The population of the federal public service is over 250,000, so investing in a couple of thousand democratic representatives to keep an eye on them and direct them seems like a sensible investment in democracy.

Non-Partisan Local Constituency Office

There could be a non-partisan constituency centre in every riding dedicated to supporting local citizens and their representatives and maintaining communication with the legislative centres. All such riding services and resources would need to be non-partisan and available to all candidates and citizens, like a walk-in political clinic.

National Constituent Assembly

By virtue of such a minimal change, there would emerge, in effect, a constituent assembly of all the eligible candidates who tossed their hats in the ring for a particular electoral cycle. So rather than simply 338 MPs, there would be an active body likely 4 or 5 times that of engaged local participants in the parliamentary process. Through the active engagement of those local participants, citizens could feel they still had influence on issues at the national legislative centre in Ottawa from their local perspective throughout the parliamentary cycle.

One possible amendment: should all candidates be able to aggregate their weighted voting preferences for a legislative vote rather than just having it exercised within a riding vote? In other words, should the larger constituent assembly be able to vote collectively, in proportion to the general election results, rather than simply within and for a single riding vote, on voting issues before Parliament? Well, that can may best be kicked down the road for a later day when, with more experience with the proportional legislative voting system, Canadians could decide when that would be appropriate.

In any case, this relatively simple change (relatively simple in process but not necessarily in consequence) would mean that a more proportionally representative parliament would continue to reform the governing process and tinker with improving it, rather than the current, and apparently last, of the first-past-the-post gangs trying to rig the future game to its advantage.

Pilot Projects

Since this legislative voting system is riding-based, it need not be implemented across the entire country in one go. As a result, pilot projects in one, or a small number of ridings, would be perfectly feasible, since the outcome (casting the riding vote on a voting matter in the House of Commons) remains the same as the current system. So a single riding could easily test-drive the proportional voting system among local candidates without disturbing the operations of the legislature as a whole in any significant way.

Riding Referenda

In conjunction with the development of pilot projects, all ridings in Canada could have a general election ballot referendum asking voters if they wanted to test-drive the proportional legislative voting system. Triggering the test-driving of the pilot project could then be based upon a majority riding result for that question. Adding a question to a general election riding ballot would be a relatively inexpensive and democratic way of proceeding according to local riding wishes, rather than having a system imposed across the country in one go and on ridings which prefer the current system.
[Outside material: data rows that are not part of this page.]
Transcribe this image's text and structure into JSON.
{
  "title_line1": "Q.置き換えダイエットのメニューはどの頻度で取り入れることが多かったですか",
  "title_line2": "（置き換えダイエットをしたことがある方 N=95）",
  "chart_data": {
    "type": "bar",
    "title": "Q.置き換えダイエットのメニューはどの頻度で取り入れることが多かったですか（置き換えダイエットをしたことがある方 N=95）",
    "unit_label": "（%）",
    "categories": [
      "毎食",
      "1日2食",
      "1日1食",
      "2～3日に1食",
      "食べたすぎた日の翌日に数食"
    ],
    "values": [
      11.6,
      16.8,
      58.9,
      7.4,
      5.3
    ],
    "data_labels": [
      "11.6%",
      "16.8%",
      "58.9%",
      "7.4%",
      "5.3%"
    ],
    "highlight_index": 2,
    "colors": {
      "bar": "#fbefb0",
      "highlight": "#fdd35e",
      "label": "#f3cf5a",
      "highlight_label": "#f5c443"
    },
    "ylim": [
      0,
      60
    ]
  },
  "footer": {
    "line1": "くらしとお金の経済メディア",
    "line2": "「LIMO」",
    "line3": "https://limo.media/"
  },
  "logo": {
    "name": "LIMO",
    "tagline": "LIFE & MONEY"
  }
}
A Proportional MP Voting system preserves much of the existing system while simply tweaking the one thing that is at the centre of the problem: a winner-take-all versus a proportional riding voting system in the democratic legislature. The overwhelming consensus is that the first-past-the-post system is broken and unfair. We argue here that that is because someone with less than 50% support of the riding electorate heads off to Ottawa with 100% control of the riding vote. That’s what needs to be fixed.

In the new Proportional MP Voting system all eligible local candidates stay in the system and are integrated into the legislative voting mechanism in a transitional process according to the wishes of local electorates. Voila! You have a new House of Commons proportional voting system, easy to understand, relatively easy to implement and democratically favouring local interests.